Court/Judicial body: Supreme Court of India
Date: 5 May 2009 CRC
Provisions: No specific provisions cited
Other international provisions: UN Standard Minimum Rules for the Administration of Juvenile Justice 1985 (Beijing Rules)
Domestic provisions: Constitution of India, Articles 15(3), 39(e) and (f), 45 and 47 Juvenile Justice (Care and Protection of Children) Act 2000, sections 2(k), 2(l), 4, 7A, 15, 18, 20, 43, and 49 Juvenile Justice Act 1986, section 2(h) Juvenile Justice Rules 2007, rules 12, and 98
Background: Hari Ram was charged with a number of criminal offences.

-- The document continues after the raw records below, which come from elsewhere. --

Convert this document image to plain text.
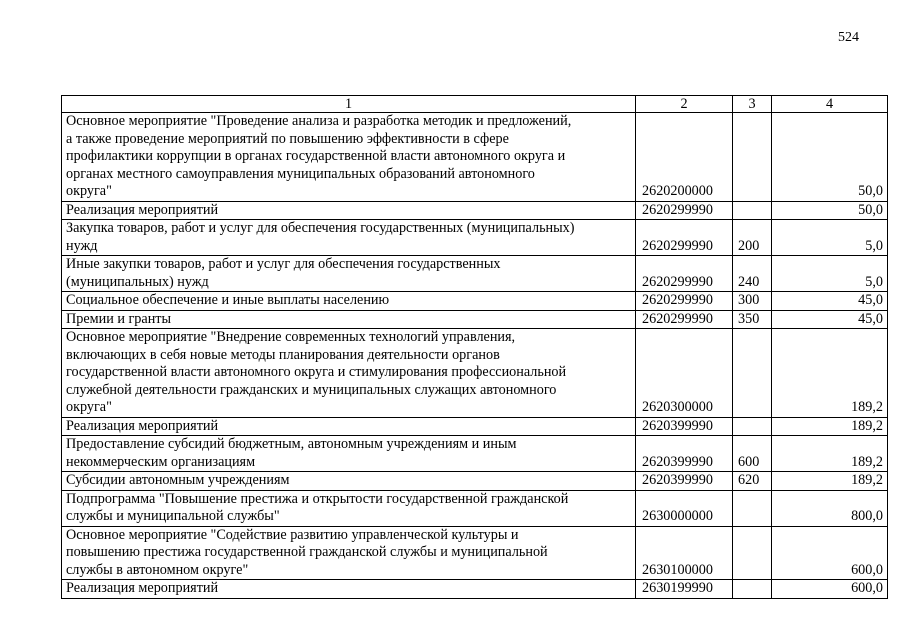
524
1	2	3	4
Основное мероприятие "Проведение анализа и разработка методик и предложений,
а также проведение мероприятий по повышению эффективности в сфере
профилактики коррупции в органах государственной власти автономного округа и
органах местного самоуправления муниципальных образований автономного
округа"	2620200000		50,0
Реализация мероприятий	2620299990		50,0
Закупка товаров, работ и услуг для обеспечения государственных (муниципальных)
нужд	2620299990	200	5,0
Иные закупки товаров, работ и услуг для обеспечения государственных
(муниципальных) нужд	2620299990	240	5,0
Социальное обеспечение и иные выплаты населению	2620299990	300	45,0
Премии и гранты	2620299990	350	45,0
Основное мероприятие "Внедрение современных технологий управления,
включающих в себя новые методы планирования деятельности органов
государственной власти автономного округа и стимулирования профессиональной
служебной деятельности гражданских и муниципальных служащих автономного
округа"	2620300000		189,2
Реализация мероприятий	2620399990		189,2
Предоставление субсидий бюджетным, автономным учреждениям и иным
некоммерческим организациям	2620399990	600	189,2
Субсидии автономным учреждениям	2620399990	620	189,2
Подпрограмма "Повышение престижа и открытости государственной гражданской
службы и муниципальной службы"	2630000000		800,0
Основное мероприятие "Содействие развитию управленческой культуры и
повышению престижа государственной гражданской службы и муниципальной
службы в автономном округе"	2630100000		600,0
Реализация мероприятий	2630199990		600,0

There was dispute as to Mr Ram’s age at the time of the offence, which determined whether he would be tried as a juvenile or an adult. According to the Juvenile Justice Act (“1986 Act”), a juvenile is a boy under 16 or a girl under 18. According to the Juvenile Justice (Care and Protection of Children) Act (“2000 Act”), a juvenile is a child under 18. The High Court considered testimony from Mr Ram’s father as well as medical reports, and concluded that at the time of the offence Mr Ram was over 16, thereby excluding him from the juvenile justice system. He appealed on the basis that by adopting such a technical approach to determining his age, the Court had defeated the purpose of the juvenile justice laws (namely, the rehabilitation of young people in conflict with the law). Furthermore, the 2000 Act had raised the age until which a male child in conflict with the law would be treated as a juvenile from 16 to 18 years.
Issue and resolution: Juvenile justice. Whether Mr Ram falls within the definition of ‘juvenile’ under the “1986 Act” (under 16) or the 2000 Act (under 18). The Court allowed his appeal and set aside the order of the High Court, finding that he was under 18 at the time of the offence and also when the 2000 Act came into force, therefore the provisions of the 2000 Act would apply in his case such that he was to be treated as a ‘juvenile’.
Court reasoning: Under amendments to the 2000 Act, for all cases that were pending on the date on which the 2000 Act came into force (1 April 2001), a person will be determined to be a ‘juvenile in conflict with the law’ if they are alleged to have committed an offence when they were under 18. Mr Ram, who was over 16 at the time of the offence but under 18 when the 2000 Act came into force, was therefore to be treated as a ‘juvenile’ and the 2000 Act applied to his case.
Excerpt citing CRC and other relevant human rights 13. As indicated in the very beginning of this judgment, the Juvenile Justice Act, 2000, was enacted to deal with offences allegedly committed by juveniles on a different footing from adults, with the object of rehabilitating them. The need to treat children differently from adults in relation to commission of offences had been under the consideration of the Central Government ever since India achieved independence. With such object in mind, Parliament enacted the Juvenile Justice Act, 1986, in order to achieve the constitutional goals contemplated in Articles 15(3), 39(e) and (f), 45 and 47 of the Constitution imposing on the State a responsibility of ensuring that all the needs of children are met and that their basic human rights are fully protected. Subsequently, in keeping with certain international Conventions and in particular the Convention on the Rights of the Child and the United Nations Standard Minimum Rules for the Administration of Juvenile Justice, 1985, commonly known as the Beijing Rules, the Legislature enacted the Juvenile Justice (Care and Protection of Children) Act, 2000 to attain the following objects … to bring the juvenile law in conformity with the United Convention on the Rights of the Child […] The said Act ultimately came into force on 1st April, 2001.
CRIN comments: Although the Court does not specifically refer to the best interests of the child in considering the issues in this case as required by Article 3 of the CRC, its interpretation of the legislation to determine that Mr Ram fell within the juvenile justice system is consistent with the CRC.